The Defendant had acted for the Claimant in litigation under a CFA against a firm of stockbrokers. The Defendant raised its Bill and the Claimant considered it excessive. Detailed assessment was applied for by the Claimant. The determination of a preliminary issue of whether the Defendant had lawfully terminated the CFA was ordered by Master Rogers. This preliminary issue was heard over 4 days, which commenced on 16/12/08. The Defendant served an N251 on 16/12/08 on the Claimant which informed them that the Defendant had taken out an ATE insurance policy regarding the trial of the preliminary issue.
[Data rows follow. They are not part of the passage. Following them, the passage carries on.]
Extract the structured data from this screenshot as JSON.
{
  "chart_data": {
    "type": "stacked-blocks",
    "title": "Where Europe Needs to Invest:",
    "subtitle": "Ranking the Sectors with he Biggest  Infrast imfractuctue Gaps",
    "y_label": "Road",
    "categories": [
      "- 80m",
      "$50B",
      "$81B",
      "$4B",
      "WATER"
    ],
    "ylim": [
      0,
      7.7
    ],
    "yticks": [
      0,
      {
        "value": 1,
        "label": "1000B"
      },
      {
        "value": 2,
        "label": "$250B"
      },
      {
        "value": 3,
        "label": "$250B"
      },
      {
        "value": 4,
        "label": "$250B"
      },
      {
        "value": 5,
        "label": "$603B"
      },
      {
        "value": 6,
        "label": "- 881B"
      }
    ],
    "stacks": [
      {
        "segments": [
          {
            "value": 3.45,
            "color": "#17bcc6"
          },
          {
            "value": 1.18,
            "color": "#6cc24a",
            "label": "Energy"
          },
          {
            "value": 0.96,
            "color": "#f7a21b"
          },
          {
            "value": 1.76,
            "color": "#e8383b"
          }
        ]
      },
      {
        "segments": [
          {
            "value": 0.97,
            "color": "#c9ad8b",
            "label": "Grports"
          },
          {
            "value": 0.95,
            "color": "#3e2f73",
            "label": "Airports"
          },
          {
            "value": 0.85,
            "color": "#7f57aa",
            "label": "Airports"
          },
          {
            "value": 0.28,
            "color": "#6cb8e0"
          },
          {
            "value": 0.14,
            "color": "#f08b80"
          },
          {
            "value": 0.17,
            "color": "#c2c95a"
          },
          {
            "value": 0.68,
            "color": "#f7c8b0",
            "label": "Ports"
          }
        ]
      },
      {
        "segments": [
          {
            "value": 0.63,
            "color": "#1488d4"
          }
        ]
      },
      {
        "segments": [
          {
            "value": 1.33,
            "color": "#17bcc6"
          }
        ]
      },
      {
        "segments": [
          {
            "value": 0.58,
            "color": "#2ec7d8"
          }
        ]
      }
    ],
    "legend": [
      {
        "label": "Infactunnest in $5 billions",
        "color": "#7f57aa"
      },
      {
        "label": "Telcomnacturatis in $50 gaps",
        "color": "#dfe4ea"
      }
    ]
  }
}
It was held that the CFA had been lawfully terminated by the Defendant and the Claimant was ordered to pay the costs of the assessment proceedings. The Claimant appealed the decision but the appeal was dismissed and the Claimant was ordered to pay the costs of the appeal.
The detailed assessment took place and the Defendant’s costs payable by the Claimant were £249,208.02 which include the ATE insurance premium of £95,550 (inc. IPT) which was to obtain cover for £130,000 (with a rate of 73.5%). The Claimant contended that the premium was excessive and disproportionate and that it was unreasonable to take the premium out at such a late stage.
The appeal was dismissed and it was held that under Section 29 of the Access to Justice Act 1999, that ATE premiums were recoverable from the paying party. There was no principle of law that stating that a late policy was an unreasonable policy and there was an evidential burden on the paying party to advance at least some material in support of the contention that the premium is unreasonable.